End-to-end hacking with language models

post by tchauvin (timot.cool) · 2024-04-05T15:06:53.689Z · LW · GW · 0 comments

Contents

  High-level takeaways
  The setup
  Results
    Strengths and weaknesses of GPT-4 as a hacker
  Notes on alignment / moderation
  Notes on opsec
  Progress elsewhere since last summer
  Appendix: Hooking up an LLM to a terminal is non-trivial
None
No comments

Cross-posted from https://tchauvin.com/end-to-end-hacking-with-language-models

Produced as part of the SERI ML Alignment Theory Scholars Program - Summer 2023 Cohort.

Thanks to JS Denain and Léo Grinsztajn for valuable feedback on drafts of this post.

representation of this post in hacker aesthetic

How close are we to autonomous hacking agents, i.e. AI agents that can surpass humans in cyber-offensive capabilities?

I studied this in the summer of 2023 at MATS (mentored by Jeffrey Ladish). I wrote scaffolding to connect GPT-4 to a Kali Linux VM via a terminal interface, and had GPT-4 (acting as an agent) attempt to solve Hack The Box challenges.

As I've moved on to other work, this is the 7-month late writeup. This is an informal post where I share my takeaways from this research, observed strengths and weaknesses of GPT-4 as a hacker, my expectations for the future, and some thoughts on possible approaches to risk mitigation.

(In this post, "GPT-4" refers to gpt-4-0613, the version from June 2023 with 8k context and pricing at $30 (input) / $60 (output) per 1M tokens, used with default API settings).

High-level takeaways

If you don't read the rest, here are my thoughts on the topic, as of early April 2024.

The setup

The simplest possible design for an LLM-based agent is used: at each step, the model is prompted to think, then output a command action, which is parsed and executed. The output is sent back to the model. The scaffolding code is mostly the glue between the model's API and the terminal (for example, parsing the model's response, dealing with complexities of the terminal such as timeouts, large outputs or interactive commands, logging all sessions...).
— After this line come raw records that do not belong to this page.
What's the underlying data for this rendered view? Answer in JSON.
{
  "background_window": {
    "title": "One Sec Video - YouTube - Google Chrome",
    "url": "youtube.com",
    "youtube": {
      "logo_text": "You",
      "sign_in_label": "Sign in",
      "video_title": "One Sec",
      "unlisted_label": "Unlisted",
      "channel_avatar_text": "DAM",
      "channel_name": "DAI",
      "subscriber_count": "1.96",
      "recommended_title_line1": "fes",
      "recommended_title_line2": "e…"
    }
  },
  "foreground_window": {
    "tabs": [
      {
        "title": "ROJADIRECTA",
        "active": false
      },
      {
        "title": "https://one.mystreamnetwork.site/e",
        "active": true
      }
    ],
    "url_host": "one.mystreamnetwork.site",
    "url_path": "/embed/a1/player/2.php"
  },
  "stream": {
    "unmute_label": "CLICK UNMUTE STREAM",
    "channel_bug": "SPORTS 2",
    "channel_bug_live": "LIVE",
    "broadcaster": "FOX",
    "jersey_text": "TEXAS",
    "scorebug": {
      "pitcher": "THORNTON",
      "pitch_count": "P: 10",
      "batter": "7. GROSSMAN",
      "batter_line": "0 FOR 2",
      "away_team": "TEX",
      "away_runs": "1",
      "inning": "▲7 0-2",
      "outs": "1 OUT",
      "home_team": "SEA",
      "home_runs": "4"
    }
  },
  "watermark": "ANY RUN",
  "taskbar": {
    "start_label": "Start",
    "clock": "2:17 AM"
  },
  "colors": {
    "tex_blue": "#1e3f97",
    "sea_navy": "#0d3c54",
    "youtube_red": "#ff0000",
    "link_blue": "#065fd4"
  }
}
More specifically, the agent is provided with a Kali Linux VM. However, the scaffolding code itself is running outside of the VM (a notable consequence being that the agent can't read the source code for the scaffolding, or see itself in the running processes). Connection to the VM is done over a raw SSH connection (to support interactive commands).

In this project, every command was vetted by a human (me) before being run, as a safety measure − the agent was still autonomous, but this prevented it from running damaging commands without me noticing (I didn't encounter any such dangerous command, though).

Results

You can watch the video above for one successful annotated demo (this is from July 2023).
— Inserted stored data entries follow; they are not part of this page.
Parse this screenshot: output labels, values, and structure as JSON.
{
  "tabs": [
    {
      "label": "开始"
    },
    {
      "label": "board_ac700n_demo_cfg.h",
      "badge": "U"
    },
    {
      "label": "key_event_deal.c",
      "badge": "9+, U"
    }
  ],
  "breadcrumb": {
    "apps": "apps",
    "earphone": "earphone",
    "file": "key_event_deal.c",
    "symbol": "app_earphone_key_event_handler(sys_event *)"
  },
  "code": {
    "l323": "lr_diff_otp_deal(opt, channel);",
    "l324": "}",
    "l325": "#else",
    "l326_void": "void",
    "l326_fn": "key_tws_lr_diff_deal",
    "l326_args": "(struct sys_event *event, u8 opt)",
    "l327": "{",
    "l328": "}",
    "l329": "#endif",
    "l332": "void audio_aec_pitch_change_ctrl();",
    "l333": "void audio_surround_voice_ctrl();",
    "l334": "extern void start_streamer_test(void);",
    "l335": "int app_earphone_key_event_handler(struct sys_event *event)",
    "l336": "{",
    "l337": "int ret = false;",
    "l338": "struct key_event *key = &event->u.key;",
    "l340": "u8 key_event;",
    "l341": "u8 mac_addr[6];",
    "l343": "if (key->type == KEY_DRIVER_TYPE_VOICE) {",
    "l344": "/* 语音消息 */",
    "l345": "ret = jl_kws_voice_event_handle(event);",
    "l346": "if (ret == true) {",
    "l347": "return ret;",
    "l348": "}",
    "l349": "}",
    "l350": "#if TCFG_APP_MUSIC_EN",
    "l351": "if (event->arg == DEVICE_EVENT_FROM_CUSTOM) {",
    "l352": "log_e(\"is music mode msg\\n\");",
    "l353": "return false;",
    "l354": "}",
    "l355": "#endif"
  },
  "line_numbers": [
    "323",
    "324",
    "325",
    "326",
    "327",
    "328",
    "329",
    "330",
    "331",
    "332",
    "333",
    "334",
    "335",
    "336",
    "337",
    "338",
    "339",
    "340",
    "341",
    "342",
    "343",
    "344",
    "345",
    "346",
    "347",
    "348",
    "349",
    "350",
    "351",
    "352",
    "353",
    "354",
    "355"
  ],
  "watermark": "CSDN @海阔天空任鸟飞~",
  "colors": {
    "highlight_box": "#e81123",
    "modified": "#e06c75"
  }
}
The video shows GPT-4 successfully gaining remote code execution on a Windows 7 machine, using the well-known EternalBlue exploit, leaked along with much of the NSA arsenal in 2017. This was the Hack The Box challenge named Blue.

If you've watched any LLM agent demo in 2023 and 2024 so far, you should ask: how cherry-picked is this result? And why do you only have one demo?

Well, definitely cherry-picked to some extent. First of all, I picked this challenge as one of the easiest ones, and one of the only Hack The Box challenges that could be completed with pure terminal-based scaffolding. The vast majority of the other challenges involve vulnerable websites, which require web browsing capabilities (curl often won't cut it). Remember this was before GPT4-Vision came out. After just a few successes with the terminal, I started implementing LLM-facing web browsing (a playwright wrapper that presented summaries of webpages, and allowed interaction with HTML elements − clicking on buttons, filling input fields, etc), but this turned out to require a lot of work. I ran out of time before getting successes using the web, and without going from one recorded demo to accurate success rates.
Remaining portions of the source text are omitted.